Suo cugino fu assai sorpreso di questo incidente.

— Che hai? Che accadde?

— Nulla, un’emicrania improvvisa, insoffribile: sto male, non uscirò più, sono disperata. Vorrei morire, morire!

— Morire! Sei pazza! esclamò il colonnello.

E avvicinandosi a me che ero rimasto immoto sull’uscio, mi disse:

— Abbiate pazienza, mio caro, voi vedete che mia cugina sta male; non ho cuore a lasciarla sola; andremo un altro giorno a visitare quel castello.


XIX.

Quella situazione non poteva durare. Al domani, mentre ci trovavamo a tavola, dissi a suo cugino:

— Ho ricevuto lettere da Milano che rendono indispensabile una mia gita in quella città; vi sarei obbligato se poteste concedermi una licenza di tre giorni.

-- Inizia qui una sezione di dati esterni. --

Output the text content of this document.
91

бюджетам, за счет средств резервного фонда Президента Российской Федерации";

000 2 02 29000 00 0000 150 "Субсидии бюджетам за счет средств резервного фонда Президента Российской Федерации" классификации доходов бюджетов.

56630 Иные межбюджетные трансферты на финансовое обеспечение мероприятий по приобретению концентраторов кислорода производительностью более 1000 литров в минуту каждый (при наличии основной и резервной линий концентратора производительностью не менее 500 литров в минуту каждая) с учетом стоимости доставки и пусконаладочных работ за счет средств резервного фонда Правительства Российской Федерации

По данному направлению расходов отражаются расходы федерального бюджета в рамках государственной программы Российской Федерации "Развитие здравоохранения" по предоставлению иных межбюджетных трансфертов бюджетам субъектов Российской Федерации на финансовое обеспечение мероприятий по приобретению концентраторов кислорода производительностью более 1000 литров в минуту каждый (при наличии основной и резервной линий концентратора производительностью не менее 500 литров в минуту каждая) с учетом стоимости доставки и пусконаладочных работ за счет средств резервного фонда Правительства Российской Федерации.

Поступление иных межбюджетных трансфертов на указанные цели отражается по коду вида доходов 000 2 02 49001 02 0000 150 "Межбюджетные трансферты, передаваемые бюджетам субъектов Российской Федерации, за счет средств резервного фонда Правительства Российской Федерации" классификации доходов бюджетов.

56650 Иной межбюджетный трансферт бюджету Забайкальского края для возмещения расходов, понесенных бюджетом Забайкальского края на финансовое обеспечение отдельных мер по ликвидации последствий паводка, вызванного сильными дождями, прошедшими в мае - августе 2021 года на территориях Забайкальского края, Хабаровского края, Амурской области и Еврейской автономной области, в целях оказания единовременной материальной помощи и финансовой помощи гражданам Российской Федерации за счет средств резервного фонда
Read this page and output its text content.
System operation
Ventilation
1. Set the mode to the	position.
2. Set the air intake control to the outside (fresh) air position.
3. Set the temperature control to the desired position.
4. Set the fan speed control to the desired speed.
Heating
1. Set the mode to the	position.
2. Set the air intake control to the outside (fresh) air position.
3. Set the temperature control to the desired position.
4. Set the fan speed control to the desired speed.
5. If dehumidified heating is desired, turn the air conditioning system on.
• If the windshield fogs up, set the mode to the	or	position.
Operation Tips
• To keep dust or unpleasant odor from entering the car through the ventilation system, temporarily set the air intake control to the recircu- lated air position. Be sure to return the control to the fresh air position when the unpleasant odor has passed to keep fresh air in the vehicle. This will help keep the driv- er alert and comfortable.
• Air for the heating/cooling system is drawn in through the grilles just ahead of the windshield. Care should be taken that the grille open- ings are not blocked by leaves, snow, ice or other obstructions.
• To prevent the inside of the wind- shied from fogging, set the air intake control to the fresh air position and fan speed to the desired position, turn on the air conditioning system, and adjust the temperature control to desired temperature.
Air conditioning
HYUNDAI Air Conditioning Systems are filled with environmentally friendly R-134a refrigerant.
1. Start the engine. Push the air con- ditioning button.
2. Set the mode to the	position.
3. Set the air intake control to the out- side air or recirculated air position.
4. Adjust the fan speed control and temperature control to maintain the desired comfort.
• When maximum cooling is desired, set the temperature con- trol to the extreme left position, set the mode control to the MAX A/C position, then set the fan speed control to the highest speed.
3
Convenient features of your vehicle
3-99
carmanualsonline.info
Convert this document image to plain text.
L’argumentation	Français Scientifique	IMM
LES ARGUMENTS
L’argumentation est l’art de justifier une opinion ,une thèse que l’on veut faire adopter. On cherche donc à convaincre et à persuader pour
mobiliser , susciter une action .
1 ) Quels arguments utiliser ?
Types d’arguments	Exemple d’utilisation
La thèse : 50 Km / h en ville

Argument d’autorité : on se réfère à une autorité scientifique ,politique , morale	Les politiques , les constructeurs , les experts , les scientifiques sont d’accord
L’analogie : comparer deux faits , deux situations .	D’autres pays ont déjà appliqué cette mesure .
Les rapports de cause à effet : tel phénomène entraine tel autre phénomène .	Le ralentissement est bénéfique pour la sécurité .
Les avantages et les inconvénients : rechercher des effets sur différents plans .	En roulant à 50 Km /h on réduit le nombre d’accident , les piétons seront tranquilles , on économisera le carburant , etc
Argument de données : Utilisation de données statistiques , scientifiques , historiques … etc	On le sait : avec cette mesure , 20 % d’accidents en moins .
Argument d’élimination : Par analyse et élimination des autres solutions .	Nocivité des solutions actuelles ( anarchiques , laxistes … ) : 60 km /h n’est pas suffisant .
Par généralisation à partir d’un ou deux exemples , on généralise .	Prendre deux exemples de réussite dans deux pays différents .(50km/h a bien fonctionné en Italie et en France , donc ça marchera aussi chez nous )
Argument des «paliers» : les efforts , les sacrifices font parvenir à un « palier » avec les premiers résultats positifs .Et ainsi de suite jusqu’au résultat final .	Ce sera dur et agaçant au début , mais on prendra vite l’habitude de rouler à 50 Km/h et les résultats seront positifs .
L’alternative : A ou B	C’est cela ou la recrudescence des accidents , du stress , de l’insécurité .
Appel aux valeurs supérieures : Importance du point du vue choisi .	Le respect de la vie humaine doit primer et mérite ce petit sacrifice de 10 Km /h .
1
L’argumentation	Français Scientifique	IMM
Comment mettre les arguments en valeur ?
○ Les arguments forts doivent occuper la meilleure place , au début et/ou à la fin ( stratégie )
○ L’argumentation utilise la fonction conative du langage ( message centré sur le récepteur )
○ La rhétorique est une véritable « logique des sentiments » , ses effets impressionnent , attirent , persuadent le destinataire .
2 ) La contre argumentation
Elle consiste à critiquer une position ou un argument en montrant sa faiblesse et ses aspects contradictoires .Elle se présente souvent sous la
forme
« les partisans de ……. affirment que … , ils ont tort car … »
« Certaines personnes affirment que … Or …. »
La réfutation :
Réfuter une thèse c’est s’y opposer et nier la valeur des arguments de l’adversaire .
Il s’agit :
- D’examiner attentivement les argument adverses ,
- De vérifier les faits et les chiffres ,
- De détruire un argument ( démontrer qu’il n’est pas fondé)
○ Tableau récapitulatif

— Accordato, rispose il colonnello. Se me ne aveste fatto domanda in ufficio, vi avrei forse risposto di no, ma a tavola! Come fare! Voi conoscete il mio debole e ne approfittate. Fate conto di partire domani? E con qual convoglio?

— Con quello delle quattro.

— Bisognerà far anticipare il vostro pranzo.

— Non occorre, pranzerò alla locanda.

— Che diavolo! esclamò il colonnello. Perchè alla locanda? Non ne vedo la necessità.

E diede ordine che si apparecchiasse alle tre per me solo.